You should come to Darrington on the 24th and 25th. We are having the WSAA state safari. Just like Redding. Great warm up practice.


----------



## Montana girl

The only bad thing about a circle is if it rains like it did last year you will not have the option to take out your lens!!


----------



## USNarcher

No need to take out your lens when it gets wet. I carry a bottle of water and if my lens gets too many drops on it I just pour a little water on the lens and let it run off. Good to go.
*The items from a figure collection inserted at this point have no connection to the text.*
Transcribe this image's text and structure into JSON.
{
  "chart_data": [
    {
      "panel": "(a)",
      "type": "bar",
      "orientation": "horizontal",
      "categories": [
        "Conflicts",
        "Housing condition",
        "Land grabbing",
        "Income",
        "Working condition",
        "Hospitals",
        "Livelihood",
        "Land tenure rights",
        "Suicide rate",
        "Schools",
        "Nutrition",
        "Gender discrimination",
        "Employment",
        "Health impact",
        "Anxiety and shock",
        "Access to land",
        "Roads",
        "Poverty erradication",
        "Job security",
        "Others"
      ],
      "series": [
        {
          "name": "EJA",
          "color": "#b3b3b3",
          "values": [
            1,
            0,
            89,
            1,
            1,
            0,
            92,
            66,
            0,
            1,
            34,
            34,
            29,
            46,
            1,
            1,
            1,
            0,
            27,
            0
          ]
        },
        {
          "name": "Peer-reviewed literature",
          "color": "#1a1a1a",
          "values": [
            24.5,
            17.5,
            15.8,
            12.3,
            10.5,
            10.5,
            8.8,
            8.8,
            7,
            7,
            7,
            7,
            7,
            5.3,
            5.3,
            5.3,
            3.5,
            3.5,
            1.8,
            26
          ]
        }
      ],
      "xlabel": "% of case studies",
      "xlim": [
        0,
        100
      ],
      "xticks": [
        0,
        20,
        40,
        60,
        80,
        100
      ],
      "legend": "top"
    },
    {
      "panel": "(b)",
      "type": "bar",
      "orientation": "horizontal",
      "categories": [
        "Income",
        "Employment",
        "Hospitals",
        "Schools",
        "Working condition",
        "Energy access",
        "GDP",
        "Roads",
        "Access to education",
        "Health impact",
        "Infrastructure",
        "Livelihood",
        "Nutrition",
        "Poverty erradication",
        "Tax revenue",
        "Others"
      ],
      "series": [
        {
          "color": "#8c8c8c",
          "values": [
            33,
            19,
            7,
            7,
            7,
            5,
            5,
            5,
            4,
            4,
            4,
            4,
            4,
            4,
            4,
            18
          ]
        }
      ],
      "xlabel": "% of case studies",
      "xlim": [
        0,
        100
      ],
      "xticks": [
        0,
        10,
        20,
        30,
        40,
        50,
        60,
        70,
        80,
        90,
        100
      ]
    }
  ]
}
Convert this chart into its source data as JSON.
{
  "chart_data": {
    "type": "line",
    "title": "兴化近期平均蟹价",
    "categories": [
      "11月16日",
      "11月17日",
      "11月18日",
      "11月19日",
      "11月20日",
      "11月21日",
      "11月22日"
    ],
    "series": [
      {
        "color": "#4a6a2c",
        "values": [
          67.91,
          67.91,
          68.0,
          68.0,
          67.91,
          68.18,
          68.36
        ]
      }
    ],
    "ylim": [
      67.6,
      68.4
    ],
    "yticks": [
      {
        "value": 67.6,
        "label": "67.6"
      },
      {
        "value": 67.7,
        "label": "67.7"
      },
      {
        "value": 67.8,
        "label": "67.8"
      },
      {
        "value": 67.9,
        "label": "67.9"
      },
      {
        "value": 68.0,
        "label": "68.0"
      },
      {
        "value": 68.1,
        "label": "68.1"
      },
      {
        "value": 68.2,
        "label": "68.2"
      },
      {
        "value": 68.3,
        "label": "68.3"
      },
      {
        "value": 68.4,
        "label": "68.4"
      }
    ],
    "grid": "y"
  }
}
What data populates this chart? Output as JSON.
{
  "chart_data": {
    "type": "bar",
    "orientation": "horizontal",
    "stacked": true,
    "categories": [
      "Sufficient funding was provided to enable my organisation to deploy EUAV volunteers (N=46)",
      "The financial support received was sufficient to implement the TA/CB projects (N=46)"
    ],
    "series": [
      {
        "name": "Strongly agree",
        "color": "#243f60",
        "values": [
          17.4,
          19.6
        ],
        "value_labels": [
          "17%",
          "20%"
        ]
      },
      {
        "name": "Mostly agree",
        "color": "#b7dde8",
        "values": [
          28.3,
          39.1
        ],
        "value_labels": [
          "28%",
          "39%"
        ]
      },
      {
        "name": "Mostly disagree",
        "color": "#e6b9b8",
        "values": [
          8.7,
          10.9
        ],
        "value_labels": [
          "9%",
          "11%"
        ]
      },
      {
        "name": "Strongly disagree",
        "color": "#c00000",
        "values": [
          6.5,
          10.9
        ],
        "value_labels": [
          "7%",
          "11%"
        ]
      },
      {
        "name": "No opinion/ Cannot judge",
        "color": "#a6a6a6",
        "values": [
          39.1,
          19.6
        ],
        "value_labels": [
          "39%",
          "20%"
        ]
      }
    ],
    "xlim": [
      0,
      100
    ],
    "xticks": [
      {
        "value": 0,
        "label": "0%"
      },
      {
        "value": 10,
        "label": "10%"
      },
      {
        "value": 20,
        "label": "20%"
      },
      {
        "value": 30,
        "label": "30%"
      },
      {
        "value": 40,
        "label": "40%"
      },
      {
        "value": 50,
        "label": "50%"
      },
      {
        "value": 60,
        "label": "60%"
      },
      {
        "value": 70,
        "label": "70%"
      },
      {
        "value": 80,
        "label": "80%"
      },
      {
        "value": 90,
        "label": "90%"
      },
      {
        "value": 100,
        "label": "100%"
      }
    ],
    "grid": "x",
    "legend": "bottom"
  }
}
Just don't use a clarifier. :wink:


----------



## adam Guggisberg

Green fiber.. NO CLARIFIER! 

-Adam


----------



## BOBBY MCGEE

*Help*



adam Guggisberg said:


> Green fiber.. NO CLARIFIER!
> 
> -Adam


what size fiber? what power lens?


----------



## blueglide1

Im going to have to agree with the NO CLARIFIER statement.I found out the hard way last weekend at a 70 meter shoot in the rain.As soon as the monsoon hit it was fog city for my clarifier and couldnt hardly see through the thing.I learned my lesson.I still got second but I lost points because of it I know.


----------



## adam Guggisberg

BOBBY MCGEE said:


> what size fiber? what power lens?


I run a 6x Center drilled FeatherVision with a .019 fiber. I just have a 1/2" piece of fiber.. I also have a PRO DX light that shines onto the fiber..

-Adam


----------